Are they allowed into the exam? I forget.

Thanks.


----------



## jproctor6 (Sep 29, 2008)

DMB5mil said:


> Are they allowed into the exam? I forget.
> Thanks.


I took the test this April in North Carolina. I had a digital wrist watch that I was using as a stop watch. The only stipulations were that I had to turn the "beep" off and it had to be kept on the floor if not worn on my wrist. They wouldn't allow me to keep it on the table top.

I'm assuming that similar rules apply for a regular "sports style" stop watch. I'm guessing they probably won't allow it on the table top and it shouldn't beep (even when pressing start/stop buttons).

You may want to call your state board to be certain. Rules may vary.

Jason


----------



## TXengrChickPE (Sep 29, 2008)

In TX, you couldn't have clocks of any kind on the table. Floor was fine, but nothing could make noise. I don't know if I've ever seen a stopwatch that didn't make noise...

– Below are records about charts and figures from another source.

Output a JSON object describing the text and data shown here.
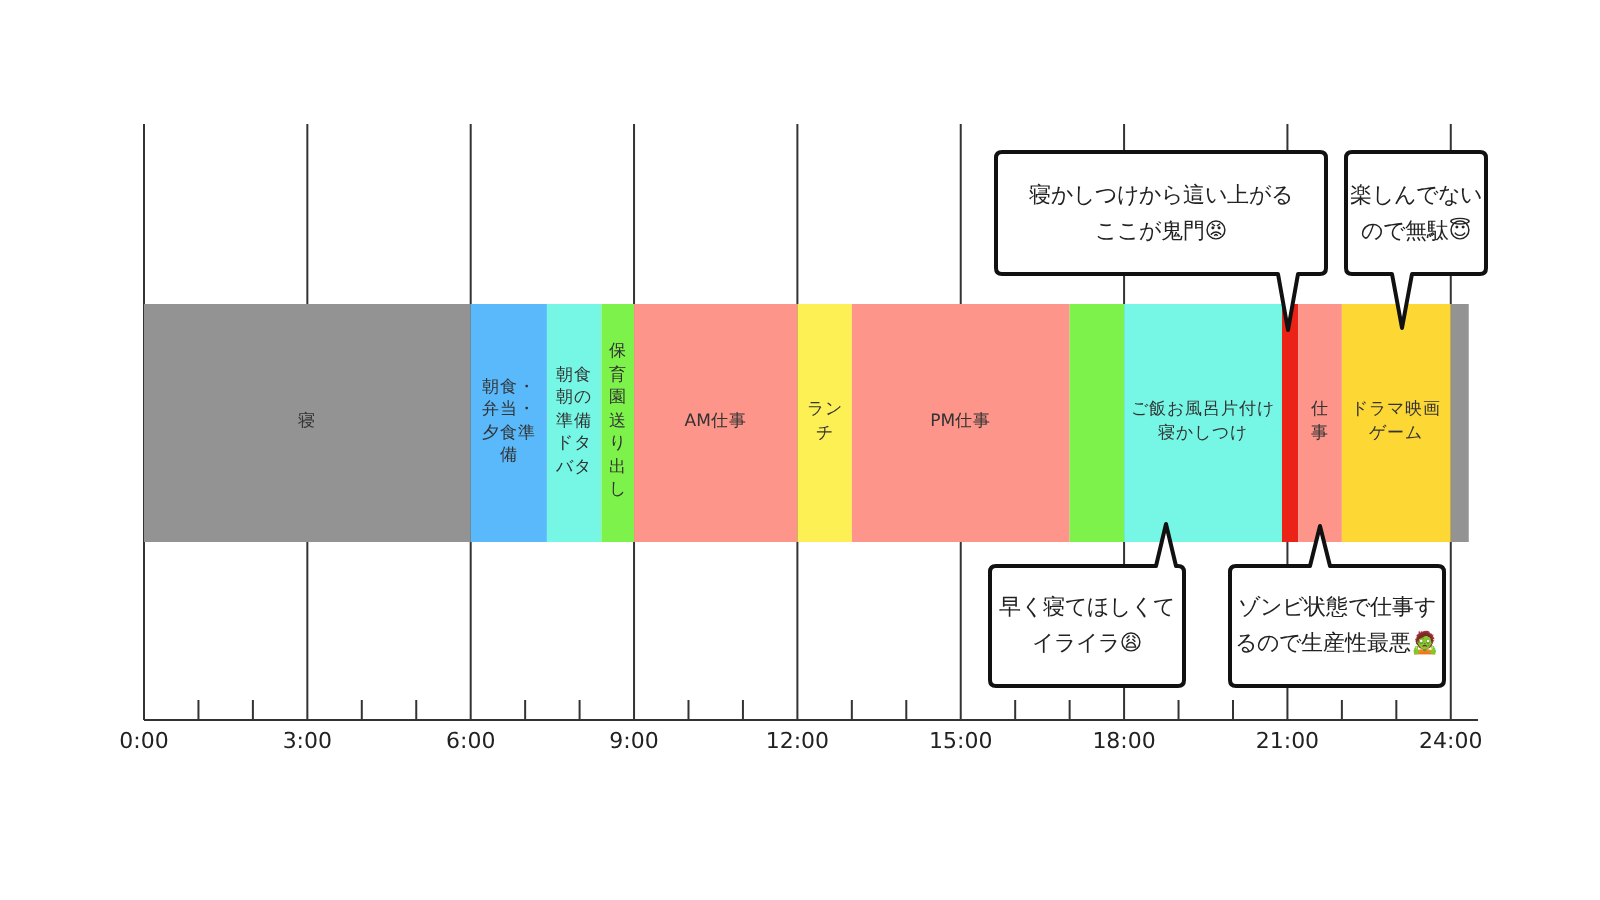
{
  "chart_data": {
    "type": "bar",
    "orientation": "horizontal",
    "stacked": true,
    "categories": [
      null
    ],
    "series": [
      {
        "name": "寝",
        "color": "#939393",
        "values": [
          6
        ]
      },
      {
        "name": "朝食・弁当・夕食準備",
        "color": "#5ab9fb",
        "values": [
          1.4
        ]
      },
      {
        "name": "朝食朝の準備ドタバタ",
        "color": "#76f7e6",
        "values": [
          1
        ]
      },
      {
        "name": "保育園送り出し",
        "color": "#7df24b",
        "values": [
          0.6
        ]
      },
      {
        "name": "AM仕事",
        "color": "#fd958a",
        "values": [
          3
        ]
      },
      {
        "name": "ランチ",
        "color": "#fdf055",
        "values": [
          1
        ]
      },
      {
        "name": "PM仕事",
        "color": "#fd958a",
        "values": [
          4
        ]
      },
      {
        "color": "#7df24b",
        "values": [
          1
        ]
      },
      {
        "name": "ご飯お風呂片付け寝かしつけ",
        "color": "#76f7e6",
        "values": [
          2.9
        ]
      },
      {
        "color": "#ea2218",
        "values": [
          0.3
        ]
      },
      {
        "name": "仕事",
        "color": "#fd958a",
        "values": [
          0.8
        ]
      },
      {
        "name": "ドラマ映画ゲーム",
        "color": "#fdd835",
        "values": [
          2
        ]
      },
      {
        "color": "#939393",
        "values": [
          0.33
        ]
      }
    ],
    "xlim": [
      0,
      24.5
    ],
    "xticks": [
      {
        "value": 0,
        "label": "0:00"
      },
      {
        "value": 1,
        "label": null
      },
      {
        "value": 2,
        "label": null
      },
      {
        "value": 3,
        "label": "3:00"
      },
      {
        "value": 4,
        "label": null
      },
      {
        "value": 5,
        "label": null
      },
      {
        "value": 6,
        "label": "6:00"
      },
      {
        "value": 7,
        "label": null
      },
      {
        "value": 8,
        "label": null
      },
      {
        "value": 9,
        "label": "9:00"
      },
      {
        "value": 10,
        "label": null
      },
      {
        "value": 11,
        "label": null
      },
      {
        "value": 12,
        "label": "12:00"
      },
      {
        "value": 13,
        "label": null
      },
      {
        "value": 14,
        "label": null
      },
      {
        "value": 15,
        "label": "15:00"
      },
      {
        "value": 16,
        "label": null
      },
      {
        "value": 17,
        "label": null
      },
      {
        "value": 18,
        "label": "18:00"
      },
      {
        "value": 19,
        "label": null
      },
      {
        "value": 20,
        "label": null
      },
      {
        "value": 21,
        "label": "21:00"
      },
      {
        "value": 22,
        "label": null
      },
      {
        "value": 23,
        "label": null
      },
      {
        "value": 24,
        "label": "24:00"
      }
    ],
    "grid": "x",
    "annotations": [
      "寝かしつけから這い上がるここが鬼門😡",
      "楽しんでないので無駄😇",
      "早く寝てほしくてイライラ😩",
      "ゾンビ状態で仕事するので生産性最悪🧟"
    ]
  }
}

I wore a wristwatch and wrote down in the front of my test booklet what time my watch said when the exam started.


----------



## EM_PS (Sep 29, 2008)

IMO, a stopwatch or similar 'timing device' would only serve as an absurd little distraction. Use a non-beeping wrist-watch &amp; keep track of time real-time


----------



## Enginnneeer (Sep 29, 2008)

As long as it doesnt make noise you should be ok.



TXengrChickPE said:


> I wore a wristwatch and wrote down in the front of my test booklet what time my watch said when the exam started.


This is my most consistant test strategy since taking standardized tests as a kid. I also write the required stop time so I wont have to cause harm to my brain...


----------